With job losses at an estimated 50,000 per month, the land of opportunity faces a severe economic period with the future risk of a double-dip recession. Like suspenders, counterfeit optimism about our economy’s future holds up during the day what weighs our beds down at night.
Since 2008, the unemployment rate grew from five percent to an appalling 10 percent. The number of jobs has fallen over 20 months in a row. The median unemployed worker has been without a job for more than 25 weeks compared to the 10 weeks of the 1973-75 recession. The number of Americans that miss payments on their mortgages and then foreclose is trailing the rise in unemployment.
This is not a recovery
On Friday, Federal Reserve Chairman Ben Bernanke said he expected the American economy to recover. Based on an increase of gross domestic product (GDP expanded at an annual rate of 1.6 percent last quarter), others are also shouting “recovery” even though the unemployment rate increases.
We would need more than 2.5 percent growth to keep unemployment from rising and much, much more to reduce it.
The increase in GDP has not led to any new hiring. Corporate America has already laid off millions of workers to cut costs and increase profit margins. However, for every job lost, that’s one less consumer able to pump money back into the economy.
GDP and Growth
If unemployment rises, GDP means little in terms of economic growth. It means even less if Congress continues government spending as a percentage of GDP. Mark Zandi, the White House favored analyst from Economy.com, suggests that while the Obama administration’s stimulus staved off a depression, the stimulus bill, at a whopping total of $787 billion, was “not large enough” to stimulate real economic growth.
The idea that the economy would have benefitted from an even larger stimulus bill qualifies as clinically insane. At the casinos, they call this a gambling addiction as the blackjack player goes bust and staggers to the ATM: “I wasn’t betting enough. I know I can win if I play with just a little more.”
Where are the jobs?
In an early 2009 report, White House economists predicted that the stimulus bill would generate 3.3 million net jobs by 2010. Instead of the predicted job growth, more than 3.5 million jobs have been lost. And the unemployment rate looks to party in the double digits.
The jobs created by the stimulus bill were taken from the private sector and transferred to the government sector, which doesn’t always use resources effectively. In his 1948 essay, “What is Seen and What is Unseen,” the French economist Frederic Bastiat named this the “broken window fallacy.” According to Bastiat’s theory, it’s ludicrous to believe that breaking windows stimulates an economy because of the window repair jobs created afterwards.
The money spent repairing windows could have been used to create jobs elsewhere and in the same way the “new” jobs provided by the stimulus bill do nothing for an increasing unemployment rate.
Government or consumers?
When the government spends huge sums of money in the present, these consumers will expect higher taxes in the future. And therefore they expect their future incomes to decrease because of the increased tax obligation.
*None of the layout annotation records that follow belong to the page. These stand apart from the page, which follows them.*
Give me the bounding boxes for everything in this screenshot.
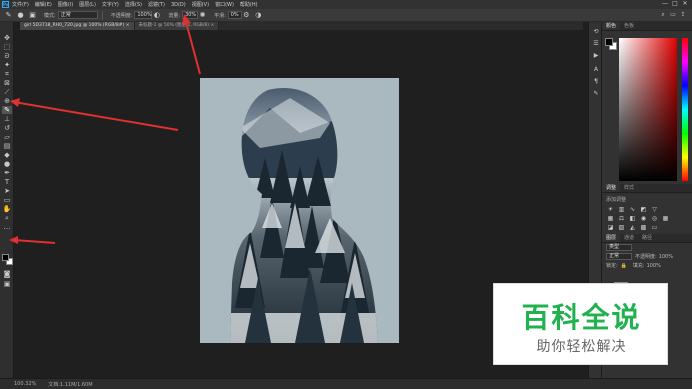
watermark-title: 百科全说 — [521, 301, 642, 334]
arrow-to-brush-tool — [13, 101, 179, 131]
arrowhead-swatch — [9, 236, 18, 244]
watermark-logo: 百科全说 助你轻松解决 — [493, 283, 668, 365]
arrow-to-flow-field — [185, 21, 201, 75]
arrowhead-flow — [182, 14, 191, 25]
arrowhead-brush — [10, 98, 20, 107]
watermark-subtitle: 助你轻松解决 — [536, 339, 627, 355]
arrow-to-color-swatch — [13, 239, 56, 244]
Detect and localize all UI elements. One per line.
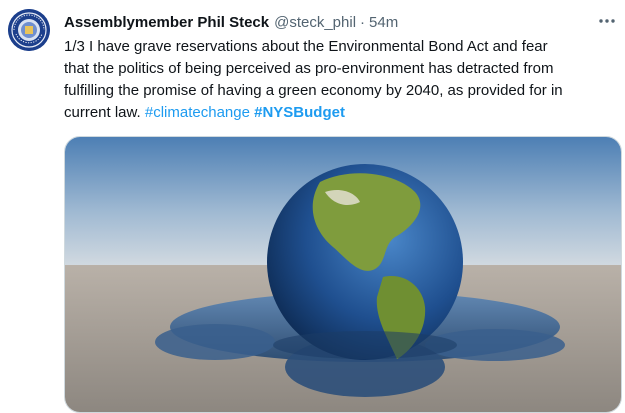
avatar[interactable] [8, 9, 50, 51]
hashtag-nysbudget[interactable]: #NYSBudget [254, 104, 345, 121]
tweet-media[interactable] [64, 136, 622, 413]
tweet-text-line: that the politics of being perceived as … [64, 60, 554, 77]
tweet-text-line: current law. #climatechange #NYSBudget [64, 102, 620, 124]
tweet-header: Assemblymember Phil Steck @steck_phil · … [64, 11, 615, 33]
more-options-button[interactable] [595, 9, 619, 33]
tweet-text-line: fulfilling the promise of having a green… [64, 82, 563, 99]
separator-dot: · [360, 13, 366, 31]
tweet[interactable]: Assemblymember Phil Steck @steck_phil · … [0, 0, 625, 413]
hashtag-climatechange[interactable]: #climatechange [145, 104, 250, 121]
timestamp[interactable]: 54m [369, 14, 398, 31]
assembly-seal-icon [8, 9, 50, 51]
author-handle[interactable]: @steck_phil [274, 14, 356, 31]
tweet-text-tail: current law. [64, 104, 141, 121]
author-name[interactable]: Assemblymember Phil Steck [64, 14, 269, 31]
tweet-text: 1/3 I have grave reservations about the … [64, 36, 620, 124]
more-horizontal-icon [599, 19, 615, 23]
melting-earth-image [65, 137, 621, 412]
tweet-text-line: 1/3 I have grave reservations about the … [64, 38, 548, 55]
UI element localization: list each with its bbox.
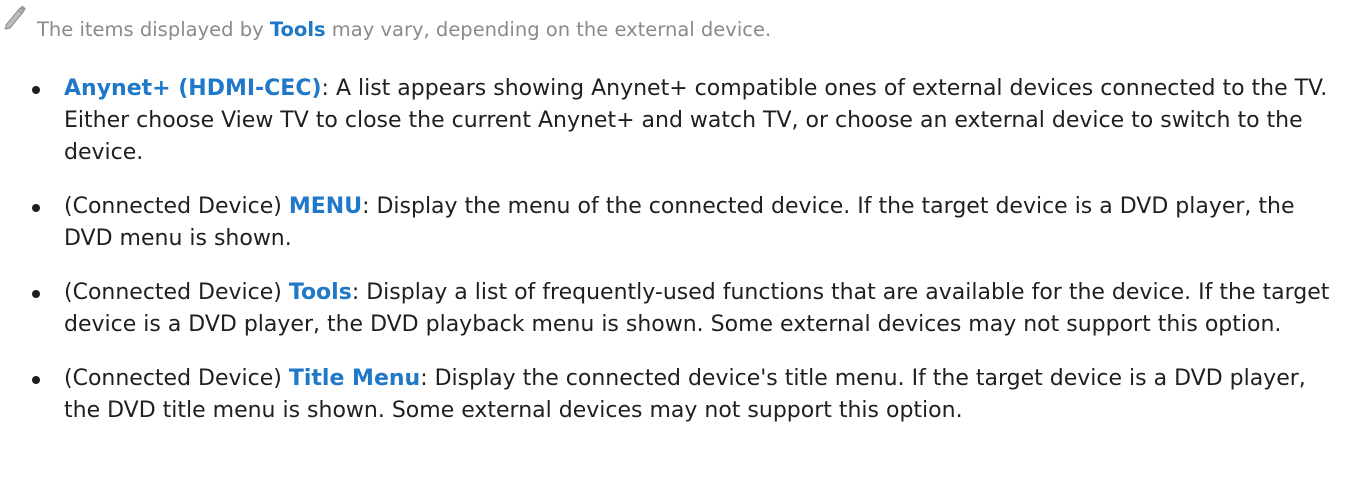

People are guarding their funds instead of feeding the economy due to uncertainty and fear regarding the economy’s future after so much government spending and the Bush tax cuts coming to a close at the end of 2010.
The Clinton administration limited government spending and cut the capital gains tax rate in 1997. What came after was about a four percent average growth in GDP, low unemployment and strong economic growth.
We saw the same results of limiting government spending as a percentage of GDP and reducing tax rates during the Reagan administration, beginning in 1984 and continuing for seven years.
Tax rebates like the Bush tax rebate in 2008 aren’t enough. These mini-stimulus checks have no requirement of labor or productivity to receive them – like Bastiat’s analogy, it’s merely money transferred from one column of people to another.
Historically, tax rebates do not stimulate economic growth in the same way that large tax reductions in marginal tax rates do. Zandi suggested “temporary tax cuts” in the form of a payroll tax holiday.
To appropriate Zandi’s earlier phrase regarding the size of the stimulus package, a temporary tax cut is “not large enough.” If we want to see a recovering economy, we need less government spending and longer periods of larger tax-rate reductions.